« Abracadabrantesque ». Cet adjectif rimbaldien fut utilisé un jour par Jacques Chirac à l’occasion d’un quatorze juillet. Il s’applique particulièrement bien au discours de vœux du président de la République.
Voilà un responsable politique qui est à la tête de l’Etat depuis douze ans. Il a usé plusieurs premiers ministres. Il a été réélu en 2002 dans les conditions que l’on sait. Bref, il a eu le temps pour lui. A la veille de son départ probable de l’Elysée, le téléspectateur s’attendait à une déclaration bilan, même partiale. Une sorte de testament politique : l’apport du chiraquisme à la France.
Au lieu de cela, le président s’est livré à l’exercice qu’il affectionne le plus : la promesse électorale. Battling Chirac ne croit pas aux forces de l’esprit. Il aime le goût de la poudre et les longues campagnes. Il ne veut pas quitter la scène. Surtout pas pour laisser la place à Sarkozy.
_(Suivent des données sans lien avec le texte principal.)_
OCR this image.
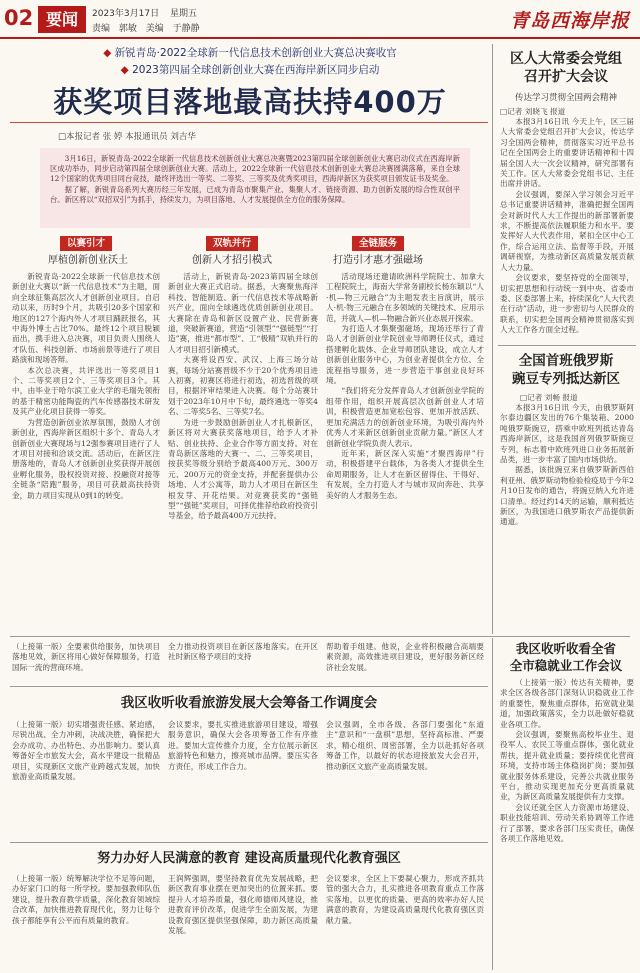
02 要闻	2023年3月17日 星期五
责编 郭敏 美编 于静静	青岛西海岸报
◆ 新锐青岛·2022全球新一代信息技术创新创业大赛总决赛收官
◆ 2023第四届全球创新创业大赛在西海岸新区同步启动
获奖项目落地最高扶持400万
□本报记者 张 婷 本报通讯员 刘吉华

3月16日，新锐青岛·2022全球新一代信息技术创新创业大赛总决赛暨2023第四届全球创新创业大赛启动仪式在西海岸新区成功举办，同步启动第四届全球创新创业大赛。活动上，2022全球新一代信息技术创新创业大赛总决赛圆满落幕，来自全球12个国家的优秀项目同台竞技，最终评选出一等奖、二等奖、三等奖及优秀奖项目，西海岸新区为获奖项目颁发证书及奖金。

据了解，新锐青岛系列大赛历经三年发展，已成为青岛市聚集产业、集聚人才、链接资源、助力创新发展的综合性双创平台。新区将以“双招双引”为抓手，持续发力，为项目落地、人才发展提供全方位的服务保障。

以赛引才
厚植创新创业沃土
双轨并行
创新人才招引模式
全链服务
打造引才惠才强磁场

新锐青岛·2022全球新一代信息技术创新创业大赛以“新一代信息技术”为主题，面向全球征集高层次人才创新创业项目。自启动以来，历时9个月，共吸引20多个国家和地区的127个海内外人才项目踊跃报名，其中海外博士占比70%。最终12个项目脱颖而出，携手进入总决赛，项目负责人围绕人才队伍、科技创新、市场前景等进行了项目路演和现场答辩。

本次总决赛，共评选出一等奖项目1个、二等奖项目2个、三等奖项目3个。其中，由毕业于哈尔滨工业大学的毛瑞先领衔的基于精密功能陶瓷的汽车传感器技术研发及其产业化项目获得一等奖。

为营造创新创业浓厚氛围，鼓励人才创新创业，西海岸新区组织十多个、青岛人才创新创业大赛现场与12强参赛项目进行了人才项目对接和洽谈交流。活动后，在新区注册落地的，青岛人才创新创业奖获得开展创业孵化服务，股权投资对接、投融资对接等全链条“陪跑”服务，项目可获最高扶持资金，助力项目实现从0到1的转变。

活动上，新锐青岛·2023第四届全球创新创业大赛正式启动。据悉，大赛聚焦海洋科技、智能制造、新一代信息技术等战略新兴产业，面向全球遴选优质创新创业项目。大赛除在青岛和新区设置产业、民营新赛道，突破新赛道，营造“引领型”“强链型”“打造”赛，推进“都市型”、工“极精”双轨并行的人才项目招引新模式。

大赛将设西安、武汉、上海三场分站赛，每场分站赛晋级不少于20个优秀项目进入初赛，初赛区将进行初选，初选晋级的项目，根据评审结果进入决赛。每个分站赛计划于2023年10月中下旬，最终遴选一等奖4名、二等奖5名、三等奖7名。

为进一步鼓励创新创业人才扎根新区，新区将对大赛获奖落地项目，给予人才补贴、创业扶持、企业合作等方面支持。对在青岛新区落地的大赛一、二、三等奖项目，按获奖等级分别给予最高400万元、300万元、200万元的资金支持，并配套提供办公场地、人才公寓等，助力人才项目在新区生根发芽、开花结果。对竞赛获奖的“强链型”“强链”奖项目，可择优推荐给政府投资引导基金，给予最高400万元扶持。

活动现场还邀请欧洲科学院院士、加拿大工程院院士，海南大学常务副校长杨东颖以“人·机—物三元融合”为主题发表主旨演讲，展示人·机·物三元融合在多领域的关键技术、应用示范，并就人—机—物融合新兴业态展开探索。

为打造人才集聚强磁场，现场还举行了青岛人才创新创业学院创业导师聘任仪式，通过搭建孵化载体、企业导师团队建设，成立人才创新创业服务中心，为创业者提供全方位、全流程指导服务，进一步营造干事创业良好环境。

“我们将充分发挥青岛人才创新创业学院的组带作用，组织开展高层次创新创业人才培训，积极营造更加宽松包容、更加开放活跃、更加充满活力的创新创业环境，为吸引海内外优秀人才来新区创新创业贡献力量。”新区人才创新创业学院负责人表示。

近年来，新区深入实施“才聚西海岸”行动，积极搭建平台载体，为各类人才提供全生命周期服务，让人才在新区留得住、干得好、有发展，全力打造人才与城市双向奔赴、共享美好的人才服务生态。

区人大常委会党组
召开扩大会议
传达学习贯彻全国两会精神
□记者 刘晓飞 报道

本报3月16日讯 今天上午，区三届人大常委会党组召开扩大会议，传达学习全国两会精神，贯彻落实习近平总书记在全国两会上的重要讲话精神和十四届全国人大一次会议精神，研究部署有关工作。区人大常委会党组书记、主任出席并讲话。

会议强调，要深入学习领会习近平总书记重要讲话精神，准确把握全国两会对新时代人大工作提出的新部署新要求，不断提高依法履职能力和水平。要发挥好人大代表作用，紧扣全区中心工作，综合运用立法、监督等手段，开展调研视察，为推动新区高质量发展贡献人大力量。

会议要求，要坚持党的全面领导，切实把思想和行动统一到中央、省委市委、区委部署上来，持续深化“人大代表在行动”活动，进一步密切与人民群众的联系，切实把全国两会精神贯彻落实到人大工作各方面全过程。

全国首班俄罗斯
豌豆专列抵达新区
□记者 刘畅 报道

本报3月16日讯 今天，由俄罗斯阿尔泰边疆区发出的76个集装箱、2000吨俄罗斯豌豆，搭乘中欧班列抵达青岛西海岸新区，这是我国首列俄罗斯豌豆专列，标志着中欧班列进口业务拓展新品类，进一步丰富了国内市场供给。

据悉，该批豌豆来自俄罗斯新西伯利亚州、俄罗斯动物检验检疫局于今年2月10日发布的通告，将豌豆纳入允许进口清单。经过约14天的运输，顺利抵达新区，为我国进口俄罗斯农产品提供新通道。

我区收听收看全省
全市稳就业工作会议

（上接第一版）传达有关精神，要求全区各级各部门深刻认识稳就业工作的重要性，聚焦重点群体，拓宽就业渠道，加强政策落实，全力以赴做好稳就业各项工作。

会议强调，要聚焦高校毕业生、退役军人、农民工等重点群体，强化就业帮扶，提升就业质量；要持续优化营商环境，支持市场主体稳岗扩岗；要加强就业服务体系建设，完善公共就业服务平台，推动实现更加充分更高质量就业，为新区高质量发展提供有力支撑。

会议还就全区人力资源市场建设、职业技能培训、劳动关系协调等工作进行了部署，要求各部门压实责任，确保各项工作落地见效。

（上接第一版）全要素供给服务，加快项目落地见效，新区将用心做好保障服务，打造国际一流的营商环境。
全力推动投资项目在新区落地落实。在开区社时新区格予项目的支持
帮助着手组建。他说，企业将积极融合高端要素资源，高效推进项目建设，更好服务新区经济社会发展。
我区收听收看旅游发展大会筹备工作调度会
（上接第一版）切实增强责任感、紧迫感，尽锐出战、全力冲刺，决战决胜，确保把大会办成功、办出特色、办出影响力。要认真筹备好全市旅发大会，高水平建设一批精品项目，实现新区文旅产业跨越式发展，加快旅游业高质量发展。
会议要求，要扎实推进旅游项目建设，增强服务意识，确保大会各项筹备工作有序推进。要加大宣传推介力度，全方位展示新区旅游特色和魅力，擦亮城市品牌。要压实各方责任，形成工作合力。
会议强调，全市各级、各部门要强化“东道主”意识和“一盘棋”思想，坚持高标准、严要求，精心组织、周密部署，全力以赴抓好各项筹备工作，以最好的状态迎接旅发大会召开，推动新区文旅产业高质量发展。
努力办好人民满意的教育 建设高质量现代化教育强区
（上接第一版）统筹解决学位不足等问题，办好家门口的每一所学校。要加强教师队伍建设，提升教育教学质量，深化教育领域综合改革，加快推进教育现代化，努力让每个孩子都能享有公平而有质量的教育。
王润辉强调，要坚持教育优先发展战略，把新区教育事业摆在更加突出的位置来抓。要提升人才培养质量，强化师德师风建设，推进教育评价改革，促进学生全面发展，为建设教育强区提供坚强保障，助力新区高质量发展。
会议要求，全区上下要凝心聚力，形成齐抓共管的强大合力，扎实推进各项教育重点工作落实落地，以更优的质量、更高的效率办好人民满意的教育，为建设高质量现代化教育强区贡献力量。
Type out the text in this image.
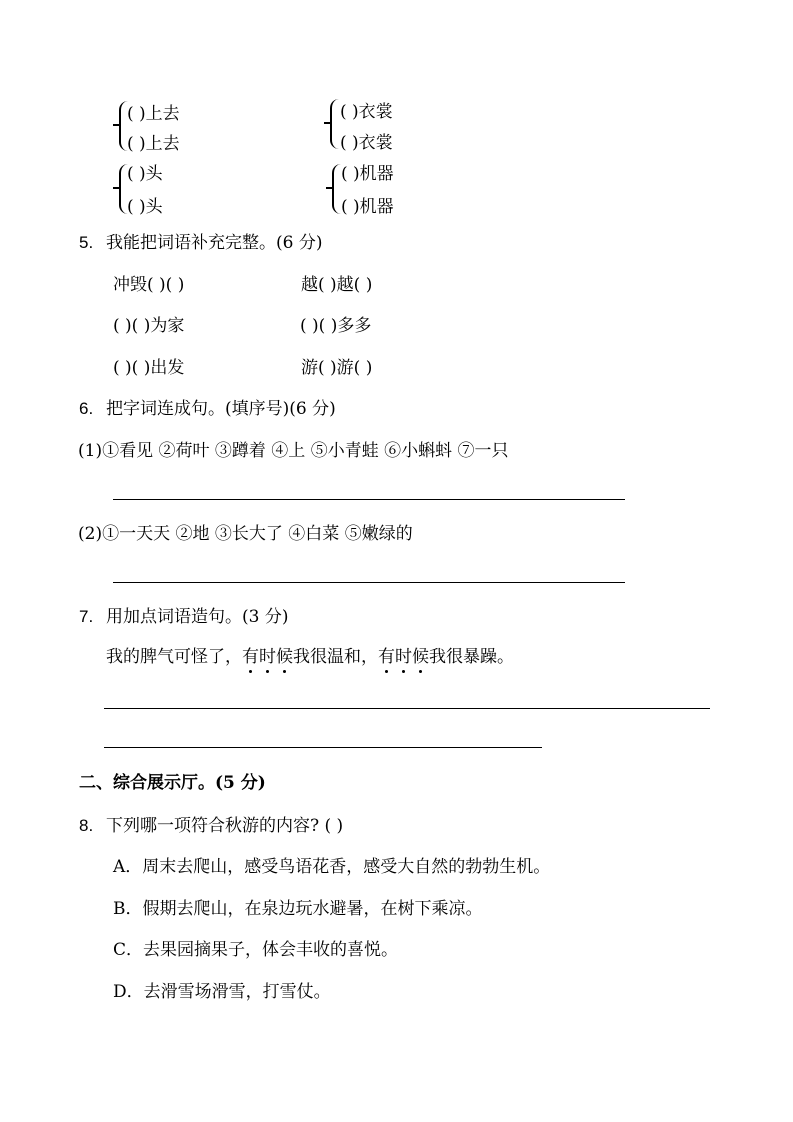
( )上去
( )上去
( )衣裳
( )衣裳
( )头
( )头
( )机器
( )机器
5. 我能把词语补充完整。(6 分)
冲毁( )( )	越( )越( )
( )( )为家	( )( )多多
( )( )出发	游( )游( )
6. 把字词连成句。(填序号)(6 分)
(1)①看见 ②荷叶 ③蹲着 ④上 ⑤小青蛙 ⑥小蝌蚪 ⑦一只
(2)①一天天 ②地 ③长大了 ④白菜 ⑤嫩绿的
7. 用加点词语造句。(3 分)
我的脾气可怪了，有时候我很温和，有时候我很暴躁。
二、综合展示厅。(5 分)
8. 下列哪一项符合秋游的内容? ( )
A．周末去爬山，感受鸟语花香，感受大自然的勃勃生机。
B．假期去爬山，在泉边玩水避暑，在树下乘凉。
C．去果园摘果子，体会丰收的喜悦。
D．去滑雪场滑雪，打雪仗。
D’où ses vœux en forme de programme. Droit opposable au logement, sécurisation professionnelle, réforme du système des cotisations patronales, retour de la politique industrielle, initiatives pour « relancer la construction de l’Europe politique, de l’Europe sociale, de l’Europe des projets ». De quoi rempiler pour deux mandats au moins !
Evidemment, Chirac ne convaincra pas grand monde à part lui-même. Le citoyen un peu interloqué se demandera benoîtement : « que ne l’a-t-il pas fait plus tôt ? ». Le cocu de 1995 s’étranglera en constatant que Chirac refait le coup de la fracture sociale. Et même le plus indulgent des électeurs de droite se pincera pour y croire. Il y avait donc tant à entreprendre !
« Plus c’est gros plus ça passe » : les Français savent que c’est la devise du chef de l’Etat. Une fois encore, il démontre de façon éclatante qu’il lui est fidèle.